Polygenic transcriptome risk scores enhance predictive accuracy in atopic dermatitis
Background Incorporation of gene expression when estimating polygenic risk scores (PRS) in atopic dermatitis (AD) may provide additional insights in disease pathogenesis and enhance predictive accuracy. In this study, we developed polygenic transcriptome risk scores (PTRSs) derived from AD-enriched tissues and evaluated their performance against traditional PRS models and a baseline risk model incorporating eosinophil and lymphocyte counts in the prediction of AD. Methods We conducted transcriptome-wide association studies (TWAS) using the PrediXcan framework to construct tissue-specific PTRSs.
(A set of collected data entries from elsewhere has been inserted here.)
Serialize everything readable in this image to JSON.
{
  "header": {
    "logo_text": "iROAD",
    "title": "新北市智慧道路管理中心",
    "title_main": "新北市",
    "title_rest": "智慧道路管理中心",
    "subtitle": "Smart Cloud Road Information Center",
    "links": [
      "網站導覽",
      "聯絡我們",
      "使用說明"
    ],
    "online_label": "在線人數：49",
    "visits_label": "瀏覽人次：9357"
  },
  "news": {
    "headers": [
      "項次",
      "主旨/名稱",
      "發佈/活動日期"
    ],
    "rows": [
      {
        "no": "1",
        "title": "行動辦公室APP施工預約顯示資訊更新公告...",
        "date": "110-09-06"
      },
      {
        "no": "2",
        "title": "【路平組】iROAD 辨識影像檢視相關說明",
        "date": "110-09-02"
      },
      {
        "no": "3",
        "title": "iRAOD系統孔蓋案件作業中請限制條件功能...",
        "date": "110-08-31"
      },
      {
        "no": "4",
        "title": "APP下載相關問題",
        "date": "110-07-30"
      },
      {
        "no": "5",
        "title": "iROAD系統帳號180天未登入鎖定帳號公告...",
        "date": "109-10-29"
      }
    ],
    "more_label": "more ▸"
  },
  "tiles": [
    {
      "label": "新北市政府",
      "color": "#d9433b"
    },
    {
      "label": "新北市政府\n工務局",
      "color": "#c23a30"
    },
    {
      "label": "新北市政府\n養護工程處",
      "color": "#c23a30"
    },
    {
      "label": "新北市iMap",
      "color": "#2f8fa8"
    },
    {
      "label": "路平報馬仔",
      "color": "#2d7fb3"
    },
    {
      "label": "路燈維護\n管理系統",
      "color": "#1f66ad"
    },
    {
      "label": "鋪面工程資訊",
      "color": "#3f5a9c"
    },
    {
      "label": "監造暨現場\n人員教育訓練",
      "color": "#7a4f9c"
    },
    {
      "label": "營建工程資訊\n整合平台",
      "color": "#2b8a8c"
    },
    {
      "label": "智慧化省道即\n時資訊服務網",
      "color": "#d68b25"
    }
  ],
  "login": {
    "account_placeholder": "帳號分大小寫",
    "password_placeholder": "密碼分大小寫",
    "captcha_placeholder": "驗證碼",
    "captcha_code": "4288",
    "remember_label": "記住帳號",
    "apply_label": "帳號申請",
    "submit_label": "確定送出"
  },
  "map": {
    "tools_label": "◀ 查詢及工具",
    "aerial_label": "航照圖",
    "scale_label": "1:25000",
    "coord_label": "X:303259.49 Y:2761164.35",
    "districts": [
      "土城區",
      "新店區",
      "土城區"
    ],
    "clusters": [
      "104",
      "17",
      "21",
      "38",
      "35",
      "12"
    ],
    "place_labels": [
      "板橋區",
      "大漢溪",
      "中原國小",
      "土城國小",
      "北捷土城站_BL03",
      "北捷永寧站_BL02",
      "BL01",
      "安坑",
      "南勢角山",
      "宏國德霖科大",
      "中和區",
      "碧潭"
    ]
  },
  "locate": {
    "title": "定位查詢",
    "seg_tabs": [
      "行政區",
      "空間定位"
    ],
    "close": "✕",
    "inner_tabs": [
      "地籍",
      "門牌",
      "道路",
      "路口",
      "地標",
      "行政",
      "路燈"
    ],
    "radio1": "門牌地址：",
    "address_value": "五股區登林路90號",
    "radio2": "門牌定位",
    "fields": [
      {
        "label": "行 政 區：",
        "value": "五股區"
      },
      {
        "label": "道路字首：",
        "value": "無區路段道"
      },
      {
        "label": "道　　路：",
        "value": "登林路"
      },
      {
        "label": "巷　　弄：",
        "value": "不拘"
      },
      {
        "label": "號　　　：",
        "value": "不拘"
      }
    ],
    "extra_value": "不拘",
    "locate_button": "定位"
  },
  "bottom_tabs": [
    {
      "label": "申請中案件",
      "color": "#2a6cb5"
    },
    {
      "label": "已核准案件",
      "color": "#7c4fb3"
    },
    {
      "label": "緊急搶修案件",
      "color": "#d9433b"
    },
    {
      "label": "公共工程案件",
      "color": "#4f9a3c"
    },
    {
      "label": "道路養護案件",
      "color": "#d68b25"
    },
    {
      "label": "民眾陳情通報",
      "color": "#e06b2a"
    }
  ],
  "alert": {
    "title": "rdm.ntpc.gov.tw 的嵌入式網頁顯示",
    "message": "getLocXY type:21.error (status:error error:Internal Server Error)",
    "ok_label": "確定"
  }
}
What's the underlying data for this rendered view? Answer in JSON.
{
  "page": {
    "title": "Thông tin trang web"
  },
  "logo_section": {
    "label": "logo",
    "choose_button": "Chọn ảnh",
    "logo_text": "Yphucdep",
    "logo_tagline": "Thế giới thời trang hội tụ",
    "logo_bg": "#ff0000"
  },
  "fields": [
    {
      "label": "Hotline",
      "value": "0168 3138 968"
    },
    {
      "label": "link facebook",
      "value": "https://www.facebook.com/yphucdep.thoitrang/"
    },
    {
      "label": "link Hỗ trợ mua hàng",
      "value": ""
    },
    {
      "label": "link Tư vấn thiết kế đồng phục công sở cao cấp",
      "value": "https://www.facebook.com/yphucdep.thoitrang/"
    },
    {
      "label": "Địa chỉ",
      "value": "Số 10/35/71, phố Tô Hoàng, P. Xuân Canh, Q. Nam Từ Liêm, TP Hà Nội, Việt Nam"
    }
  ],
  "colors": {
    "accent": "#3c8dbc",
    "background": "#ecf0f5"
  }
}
Risk score performance was assessed in 256,888 Europeans (10,816 cases) and validated in an independent cohort of 64,152 Europeans (2669 cases) from the UK Biobank. Results We observed a modest correlation between PRS and PTRS, exerting independent effects on AD risk. While PRS demonstrated superior predictive performance compared to single-tissue PTRSs, combining both models significantly enhanced prediction accuracy, yielding a c-statistic of 0.646 (95% confidence intervals: 0.634–0.656). Notably, tissue-specific PTRSs revealed stronger associations with baseline risk factors, where Eppstein-Bar virus (EBV)-transformed lymphocytes and unexposed skin PTRSs tissues reported positive associations with lymphocyte counts. Conclusions Our findings highlight the value of integrating transcriptome-based risk models to incorporating additional omics layer to refine risk prediction and enhance our understanding of genetic architecture of complex traits.